A top Nixon aide told a reporter that the war on drugs was a strategy to target “blacks and hippies” and “disrupt those communities,” in a 22-year-old interview that was recently published in Harper’s Magazine.

The report by Beyrer and his colleagues highlighted evidence of racial discrimination in incarceration rates for nonviolent drug offenses. For example, one in 13 black men between the ages of 30 and 34 were in prison in 2011 compared with one in 36 Hispanic and one in 90 white males, despite the fact there was similar prevalence of drug use between these three groups.

There are a number of ways that “excessive use of incarceration,” as the report stated, can have public health harms. For one, the rates of HIV, HCV, hepatitis B virus and tuberculosis are between two and 10 times higher in prisons than in the community, and these diseases can spread between prisoners, for example through injection drug use, which can occur despite restrictions.

When people go to prison, it can have public health effects on the community they come from. “One implication of removing a lot of men from the community is that you destabilize the sexual relationships [which can lead to] concurrent partnerships and high-risk partnerships,” Cooper said.

Could the U.S. decriminalize minor drug offenses?

One of the key recommendations of the new report is to decriminalize minor, nonviolent drug offenses, which includes use, possession and petty sale. The report points to evidence from European countries. After decriminalizing minor drug offenses and scaling up HIV prevention services, Portugal reduced its rates of incarceration and HIV and did not see an increase in rates of drug use.

There is already some evidence decriminalization is at least possible in the United States.

There are four states that have decriminalized possession of cannabis, Beyrer said , and in these states, the rates of young people — and disproportionately black and Latino youth — going to jail and getting a criminal record will probably decrease.

“As so often happens in the U.S., it is harder to do things at a federal policy level particularly in areas where there is social and political controversy, and the states are often the innovators,” he added.

The recommendations in the report are “basically long overdue,” said Dr. Don Des Jarlais, professor of psychiatry and preventive medicine at the Icahn School of Medicine at Mount Sinai, who was not involved in the new report.

“We should not criminalize personal drug use and put users in prison. We’ve known that for quite a while, there is mounting evidence, that it is not a protective policy for dealing with individual drug users…it is not a cure and creates many social problems,” Des Jarlais said.

Although it would represent a big shift in the criminal justice system, Des Jarlais thinks it is possible to decriminalize minor drug offenses and it would save money and allow law enforcement to focus on much more serious crimes.

Even without a change at the federal level, it could still be possible to reduce the number of arrests for minor drug offenses.

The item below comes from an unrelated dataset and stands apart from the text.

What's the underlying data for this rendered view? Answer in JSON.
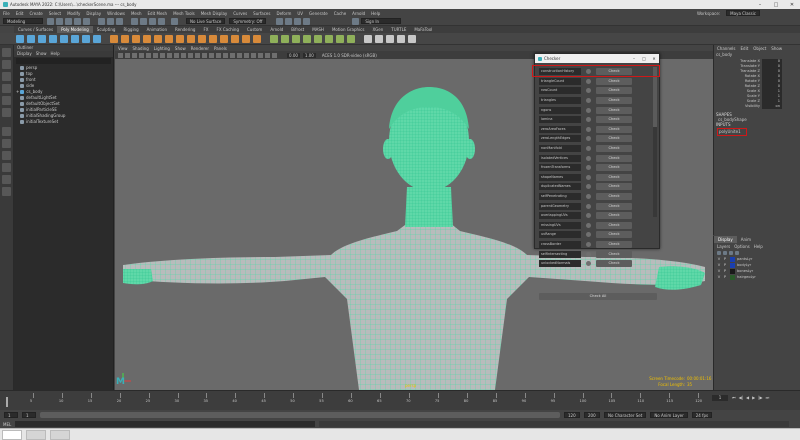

“Officers have a tremendous amount of discretion in terms of how they choose to enforce laws on the book so police departments can deprioritize enforcing drug laws or to prioritize collaborating with drug treatment programs so instead of arresting people, they make sure that people who use illegal drugs are connected to public health programs and services,” Cooper said. These changes come from above, from shifts in policy at the police commissioner and local government levels, she added.

The impact of this report

The report could have a number of effects on drug policy, including increasing awareness in the public, among voters and among social movements, including Black Lives Matter, Cooper said.

Although the United States, and in particular the current Congress, is “relatively impervious to international guidelines,” the report comes at an important time, before the U.N. General Assembly Special Session.

“I think the U.N. General Assembly can have a very powerful effect in terms of setting standards and providing guidance for member states,” Cooper said.